EMBOSS: Project Meeting (Mar 22nd 1999)


Sanger Centre: Peter Rice, Ian Longden, Ewan Birney
HGMP: Alan Bleasby, Val Curwen, Mark Faller, Sinead O'Leary, Gary Williams
EBI: Rob Andrews, Yevgeny ...
Apologies: Rodrigo Lopez, Martin Senger, Richard Bruskiewich

1. Matters Arising

See below.

2. ACD extensions

Peter has changed the "parameter" attribute to be a boolean value, although integers are accepted as "true" so that current ACD files will still work.

Peter has also implemented the "documentation" attribute for applications. A warning is issued if this is missing, but the program will run normally.

Peter has also implemented a first attempt at "-help" output, based on the format in last week's minutes. There is a new "help" attribute as a default for all data types. This is used as the help text when the application usage is printed.

A problem was found in the command line syntax generated from the ACD file where more than one set of associated qualifiers appears with the same qualifier names. This causes trouble for normal qualifiers but not for parameters.

Peter raised this issue on the emboss-dev mailing list. Peter's proposed solution was to number associated qualifiers "1" for the first occurrence, "2" for the second, and so on regardless of the parameter number (if any) of the main qualifier.

Ewan proposed an alternative based on the Wise2 command line. Each object on the command line (equivalent to a sequence in ACD terms) has a prefix which is added to any associated qualifiers. In Wise2 the prefix is a single letter, so that a sequence could have "-tformat".

After discussion, a consensus emerged to try Ewan's prefix method, but with an underscore after the prefix. The prefix could be generated automatically in most cases (usually as the first letter of the main qualifier), but could also be a default attribute "prefix:" to allow exact matches so that sequences could always have the same prefix.

Peter pointed out that ACD processing could use both methods, so he will implement the renumbering first to resolve the current problems and then look into a prefix for each associated qualifier. The preferred syntax will use the prefix, and will be reported by "-help".

The "-help" output has a problem with derived values because most of these cannot be resolved at the stage where "-help" output is needed (for example dependencies on sequence length). Peter proposed putting any of this information into the help text explicitly.

Peter has looked into implementing "region" as an ACD type for Gary's sequence manipulation programs. As this is very similar to defining features it was postponed until GFF and other feature definitions have been included. The application will continue to use a string for the region.

Gary is still looking into options for translation tables.

3. Library Documentation

Peter is still working on library documentation.

4. Graph Output

The graphics programs are not using the graph data type in ACD files. This still needs to be merged with the graphics options implemented to date. Ian and Peter will work on this.

A right axis option for XY graphs is needed.

Background colour options have been changed to black or white only to avoid problems in the PLplot library.

5. General progress on release 0.0.4

Alan is still testing CVS workarounds for the PLplot binary file problem. Ewan suggested using the "-k" option to change the handling of binary files. This controls in-place editing checks which can be confused by data in binary files.
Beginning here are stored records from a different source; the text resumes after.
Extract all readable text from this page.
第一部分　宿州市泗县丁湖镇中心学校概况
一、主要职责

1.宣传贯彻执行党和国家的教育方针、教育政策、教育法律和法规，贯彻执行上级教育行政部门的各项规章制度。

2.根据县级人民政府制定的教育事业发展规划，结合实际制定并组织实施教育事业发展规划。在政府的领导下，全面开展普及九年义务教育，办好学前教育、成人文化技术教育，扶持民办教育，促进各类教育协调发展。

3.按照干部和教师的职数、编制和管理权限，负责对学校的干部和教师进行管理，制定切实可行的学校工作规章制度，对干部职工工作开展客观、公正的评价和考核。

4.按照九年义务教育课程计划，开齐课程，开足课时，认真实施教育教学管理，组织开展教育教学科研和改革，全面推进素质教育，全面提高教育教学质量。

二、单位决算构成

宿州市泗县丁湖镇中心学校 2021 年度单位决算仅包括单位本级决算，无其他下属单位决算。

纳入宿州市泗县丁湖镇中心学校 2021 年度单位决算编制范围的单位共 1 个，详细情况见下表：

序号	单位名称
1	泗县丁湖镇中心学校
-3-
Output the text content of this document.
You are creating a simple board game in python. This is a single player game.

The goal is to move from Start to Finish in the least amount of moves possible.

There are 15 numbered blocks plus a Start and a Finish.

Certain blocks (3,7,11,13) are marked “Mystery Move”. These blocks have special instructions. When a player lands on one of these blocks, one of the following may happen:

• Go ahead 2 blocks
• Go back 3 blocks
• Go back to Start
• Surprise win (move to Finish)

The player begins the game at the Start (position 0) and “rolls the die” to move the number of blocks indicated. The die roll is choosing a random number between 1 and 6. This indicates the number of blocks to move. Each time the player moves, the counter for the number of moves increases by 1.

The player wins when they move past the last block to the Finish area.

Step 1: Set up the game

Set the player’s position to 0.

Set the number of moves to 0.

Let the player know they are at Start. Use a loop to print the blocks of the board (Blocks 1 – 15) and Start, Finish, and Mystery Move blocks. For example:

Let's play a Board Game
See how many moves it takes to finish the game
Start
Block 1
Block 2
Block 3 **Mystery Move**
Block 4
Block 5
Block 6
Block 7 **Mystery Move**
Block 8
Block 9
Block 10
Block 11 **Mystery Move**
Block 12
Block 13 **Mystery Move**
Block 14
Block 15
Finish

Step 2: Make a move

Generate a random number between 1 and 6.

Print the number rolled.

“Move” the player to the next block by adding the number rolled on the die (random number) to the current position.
Peter raised the issue of how best to make the distribution using automake. Ian explained that automake adds known source files, but that other file types, data files, etc. were added by explicitly copying them. Ewan uses a full CVS export to make distributions, but this does not create the configure file. Ian and Peter will look into alternatives to avoid the CVS directories appearing in the distribution.

6. Wise and EMBOSS

Ewan would like to link Wise2 applications with the AJAX library to use the additional sequence reading functions, but he has concerns about linking automatically to the graphics library at the same time.

Ewan proposed separating the graphics functions (ajgraph and ajhist) from the rest of AJAX. As the ajacd source defines graph objects this may need to be separated too.

Peter offered to try separating as much of the library as possible to get a simple ajSeqRead call to work, initially ajseq, ajstr and ajfile, but this may include most of the other AJAX source files to fill in other essential functions.

Ewan argued in favour of multiple smaller libraries, if the dependencies can be resolved.

Ewan also recommended the GNU C library for some extra utilities, similar to those in AJAX.

Peter and Ewan agreed that the GNU licensing allows Ewan to borrow any library code for Wise2, and vice versa for Wise2's "dynlibsrc" library code to be reused in EMBOSS, but that there were clear benefits for both projects if Wise2 could link to AJAX and Ewan could then contribute code directly to AJAX.


Rob asked about what SRS needs to do for EMBOSS. Peter suggested waiting for the new SRS release and looking into automatically generating Icarus application definitions. This may be possible with a new qualifier in the ACD processing, or it may need some extensions to the Icarus application definitions to make them closer to ACD conventions, especially for dependencies.

8. Next meeting

Next meeting Monday 29th March, usual time and place.
Peter Rice, Informatics Division, The Sanger Centre, Wellcome Trust Genome Campus, Hinxton Hall, Cambridge, CB10 1SA, UK.